With the system a caller can be connected by speaking a name instead of an extension number, can dial hands-free or can ask voice-service applications to read back information from the network. "Lucent's Voice Director is the first speech-recognition product to be fully integrated with an enterprise voice-messaging server," said general manager Mike Goldgof. Integration with Lucent's Intuity voice-messaging hardware gives voice-recognition application developers direct access to voice, e-mail and fax messages.
A user calls into a single mailbox and has it report the number of voice, e-mail, fax and saved messages available. The caller can then listen to e-mail using text-to-speech conversion and respond with voice or with voice annotations. Voice Director permits voice commands to be substituted for many of the previous touch-tone functions.
"It's a much more natural way of working. You can call in for your mail from your cell phone while driving and send the same voice message to several different co-workers without ever touching the keypad," said product manager Blake Baxter.
Bell Labs trained a neural network to understand a 20,000-name vocabulary for any North American speaker. A single Windows NT computer running Voice Director can make the vocabulary available simultaneously to 48 channels of users. And since the portion of a voice interaction where the actual recognition is being done is very small about 10 seconds for a one-minute interaction, according to Lucent the NT server can handle as many as six times more users than its channel maximum.
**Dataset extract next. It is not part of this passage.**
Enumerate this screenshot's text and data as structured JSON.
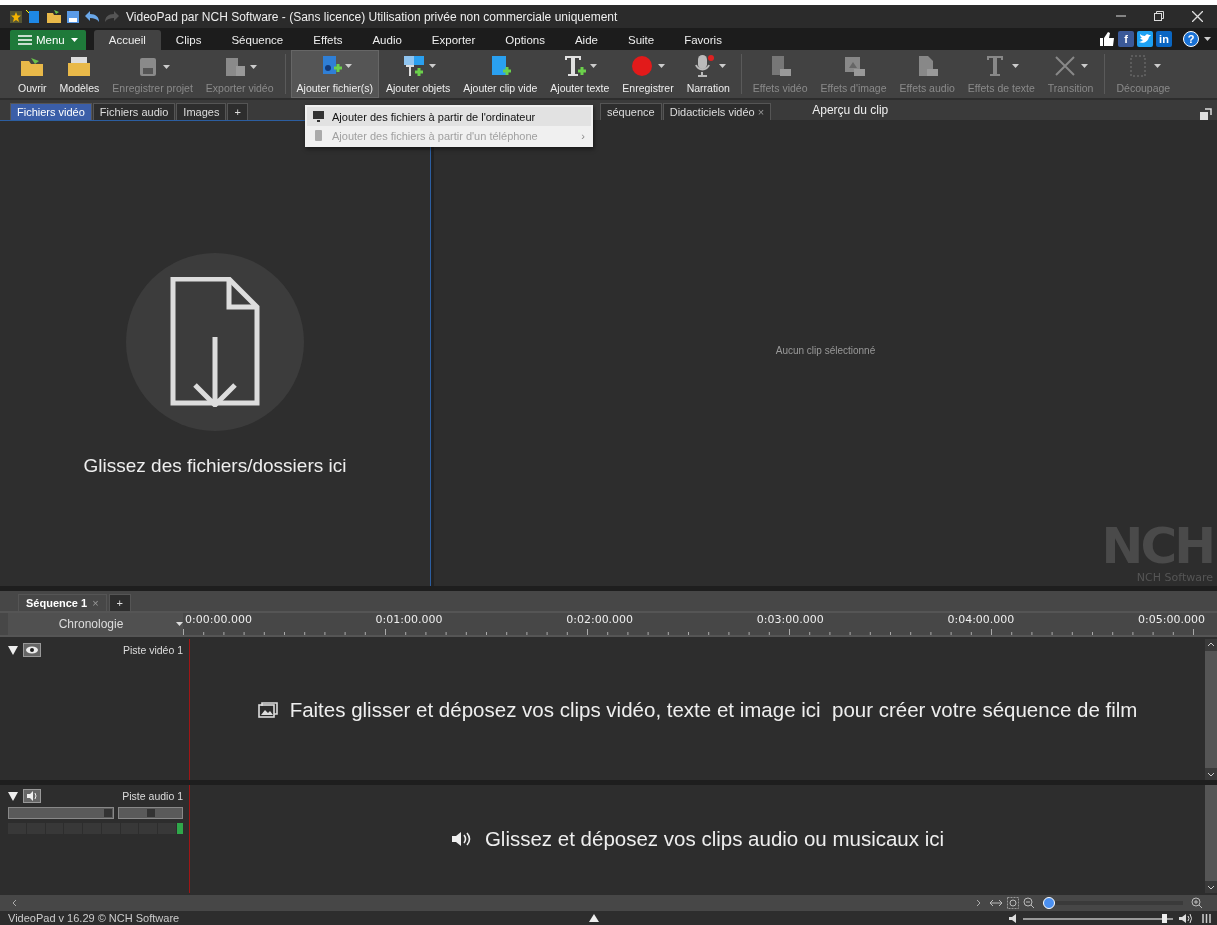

Voice Director provides name-addressing and name-dialing functions in real-time. Name dialing lets users ask for a person by name, rather than having to speak an extension number. Name-addressing, on the other hand, lets users address messages, transfer to another extension or create lists of names by speaking each recipient's name. The Voice Director verifies that it has the correct names by having the people on the list respond in their own voices.
"You can speak a whole list of names you want to send the same message to, and Voice Director will repeat each one in the recipient's own voice, so you can verify their correctness beforehand," said Goldgof. Besides the neural-based speech-recognition technology, Lucent also leaned heavily on Bell Labs for two other technologies fundamental to the speaker-independence of the Voice Director: noise filtering and echo cancellation.
Since the Voice Director will field calls from speaker phones, mobile cell phones, noisy office environments and anywhere else someone is likely to carry a phone, noise filtering and echo cancellation were critical. "We spent a lot of time getting the acoustic model right," said Baxter. "Echo cancellation, for one, was crucial, since many environments, like speaker phones, can't avoid echo and we wanted it to work in all environments."
In operation, a user is prompted to speak a name when addressing a message or transferring, with the system verifying its correctness by repeating it back in the voice of the recipient. If multiple recipients are to get a message, the user merely speaks several names in sequence. When dialing into the system from outside, the system prompts the user to speak the name of the desired party, and likewise confirms in the voice of the person called before connecting to them. In the event there are multiple matches, the system will toggle through the possibilities, giving the caller a chance to choose.
The Voice Director NT workstation connects to the host Intuity Audix message server over a local-area network (LAN). Names will be recognized not only from the connected Intuity Audix, but also from any other voice-message system in communication with the Intuity Audix. Any other LAN services present can be accessed from Voice Director, such as the Internet. Lucent already has internal applications that read stock quotes from the Web or that use voice to coordinate schedules among members of the same work group, but anyone can use Lucent's Octel Designer to craft new voice-based applications.
Lucent claims that Voice Director is easier for users because they don't have to remember extension numbers, but it is also easier for administrators because it off-loads human operators by using speech recognition to instantly look up names.